No segundo modelo, que é da socialização dentro de uma situação de proteção, é onde se observa que a atuação da família e da instituição educativa são prejudiciais, pois levam a uma "cristalização" da deficiência (a limitação do deficiente dentro de um mundo irreal) com a possibilidade do surgimento de níveis maiores de tensões, quando ocorrer o contato com o mundo exterior, uma vez que seus potenciais adaptativos não foram suficientemente evocados e desenvolvidos.
Para àqueles que adquirem a deficiência depois de socializados, que pertencem ao terceiro modelo, pressupõe-se que já houve tempo e condições suficientes para a aquisição de certos preconceitos com relação aos indivíduos portadores de algum tipo de deficiência. Nestes casos, será preciso um esforço emocional e o uso de mecanismos de enfrentamento para superá-los, pois o indivíduo verá a si próprio como costumava ver o outro. A maior dificuldade, contudo, será a adaptação à nova condição, processo que requer grande responsabilidade, ainda, por parte da família e da instituição de reabilitação, além é claro, do próprio portador da deficiência, sujeito implicado e protagonista de sua própria história.
Auto-Imagem, Imagem Corporal, Identidade Pessoal e Auto-Estima
Por ser visivelmente manifesta, a diferença apresentada pelos deficientes é um elemento absolutamente essencial para a construção do que Goffman (1982) chama de "Identidade Pessoal".
A identidade pessoal, construída pelos outros, é a imagem que as pessoas têm sobre o indivíduo deficiente.
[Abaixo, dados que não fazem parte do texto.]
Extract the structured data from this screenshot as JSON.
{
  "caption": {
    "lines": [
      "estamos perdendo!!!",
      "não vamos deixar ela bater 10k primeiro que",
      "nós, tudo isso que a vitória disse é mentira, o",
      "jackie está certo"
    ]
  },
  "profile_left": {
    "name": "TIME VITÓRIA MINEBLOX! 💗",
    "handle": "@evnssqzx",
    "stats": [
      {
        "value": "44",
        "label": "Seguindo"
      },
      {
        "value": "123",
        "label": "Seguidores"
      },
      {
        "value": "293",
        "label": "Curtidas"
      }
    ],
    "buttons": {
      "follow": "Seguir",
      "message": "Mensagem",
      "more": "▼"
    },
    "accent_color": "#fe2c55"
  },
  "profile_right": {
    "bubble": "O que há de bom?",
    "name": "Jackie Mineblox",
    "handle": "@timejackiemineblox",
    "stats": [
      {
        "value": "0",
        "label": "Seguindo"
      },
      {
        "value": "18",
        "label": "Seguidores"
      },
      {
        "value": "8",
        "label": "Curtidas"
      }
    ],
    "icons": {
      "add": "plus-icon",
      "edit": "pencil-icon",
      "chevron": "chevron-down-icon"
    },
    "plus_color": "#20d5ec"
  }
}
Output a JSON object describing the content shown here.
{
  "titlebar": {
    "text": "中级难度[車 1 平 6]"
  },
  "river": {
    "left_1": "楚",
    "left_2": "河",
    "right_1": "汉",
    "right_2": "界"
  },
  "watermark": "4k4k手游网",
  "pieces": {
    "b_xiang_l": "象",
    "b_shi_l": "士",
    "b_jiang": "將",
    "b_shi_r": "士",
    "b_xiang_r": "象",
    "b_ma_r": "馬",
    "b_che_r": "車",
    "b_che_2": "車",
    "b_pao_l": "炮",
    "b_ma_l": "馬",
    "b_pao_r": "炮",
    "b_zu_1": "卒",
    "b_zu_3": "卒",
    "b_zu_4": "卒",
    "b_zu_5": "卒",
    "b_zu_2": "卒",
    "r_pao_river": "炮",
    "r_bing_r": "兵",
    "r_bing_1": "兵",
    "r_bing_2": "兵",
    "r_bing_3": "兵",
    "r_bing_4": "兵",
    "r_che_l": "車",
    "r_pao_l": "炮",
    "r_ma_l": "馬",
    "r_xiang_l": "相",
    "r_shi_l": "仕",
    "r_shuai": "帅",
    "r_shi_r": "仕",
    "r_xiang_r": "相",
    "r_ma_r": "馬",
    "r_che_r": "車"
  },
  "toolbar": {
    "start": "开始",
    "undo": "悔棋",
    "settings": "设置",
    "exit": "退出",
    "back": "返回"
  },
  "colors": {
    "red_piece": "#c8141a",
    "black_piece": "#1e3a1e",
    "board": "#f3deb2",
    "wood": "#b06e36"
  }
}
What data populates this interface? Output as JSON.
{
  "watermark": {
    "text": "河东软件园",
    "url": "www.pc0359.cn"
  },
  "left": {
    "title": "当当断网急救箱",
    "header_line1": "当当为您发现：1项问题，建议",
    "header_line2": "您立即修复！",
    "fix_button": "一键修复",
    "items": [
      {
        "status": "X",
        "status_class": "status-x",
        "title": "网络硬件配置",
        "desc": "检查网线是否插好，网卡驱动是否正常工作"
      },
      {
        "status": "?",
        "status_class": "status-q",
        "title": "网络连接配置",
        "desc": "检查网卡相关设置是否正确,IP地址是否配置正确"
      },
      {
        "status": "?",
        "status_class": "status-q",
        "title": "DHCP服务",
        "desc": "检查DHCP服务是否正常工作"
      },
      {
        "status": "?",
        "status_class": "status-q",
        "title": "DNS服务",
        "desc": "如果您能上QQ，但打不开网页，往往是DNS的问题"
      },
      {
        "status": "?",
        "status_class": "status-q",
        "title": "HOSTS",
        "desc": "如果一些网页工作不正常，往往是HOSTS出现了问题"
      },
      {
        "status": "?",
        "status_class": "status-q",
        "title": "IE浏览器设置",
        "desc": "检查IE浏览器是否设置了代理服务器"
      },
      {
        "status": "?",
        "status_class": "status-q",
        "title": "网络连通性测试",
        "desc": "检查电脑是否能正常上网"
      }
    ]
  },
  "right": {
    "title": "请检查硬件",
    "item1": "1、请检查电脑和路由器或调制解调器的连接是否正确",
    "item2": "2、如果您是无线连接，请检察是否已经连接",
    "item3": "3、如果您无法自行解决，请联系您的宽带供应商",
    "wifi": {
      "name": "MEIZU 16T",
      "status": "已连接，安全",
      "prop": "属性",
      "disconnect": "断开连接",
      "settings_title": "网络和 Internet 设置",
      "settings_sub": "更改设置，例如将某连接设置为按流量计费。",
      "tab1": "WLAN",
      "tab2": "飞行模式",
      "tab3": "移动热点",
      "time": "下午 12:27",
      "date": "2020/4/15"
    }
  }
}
Essa imagem é criada e pode não corresponder (e em geral não corresponde) à realidade, mas acaba influenciando fortemente o relacionamento do estigmatizado com as pessoas com as quais ele se relaciona ou encontra cotidianamente, e que acabam se remetendo aos estereótipos da deficiência, pré-julgando as suas capacidades na forma de abordagem.
O próprio indivíduo também tem uma auto-imagem, nomeada por Goffman (1982) de "Identidade do Eu", que em geral é construída com os elementos que o senso comum usa para montar o quadro da identidade pessoal. Mas estes elementos podem ser combinados de modo a resultar numa elaboração final mais coerente com a real dimensão da deficiência. Se essa auto-imagem, ao formar-se, for muito influenciada pelo senso comum, o indivíduo correrá o risco de introjetar os mesmos preconceitos que a sociedade tem em relação a ele (passando a ter preconceito contra si próprio) resultando, não raro, em sentimentos de insegurança e forte angústia, dificultando ainda mais o uso apropriado de mecanismos de enfrentamento.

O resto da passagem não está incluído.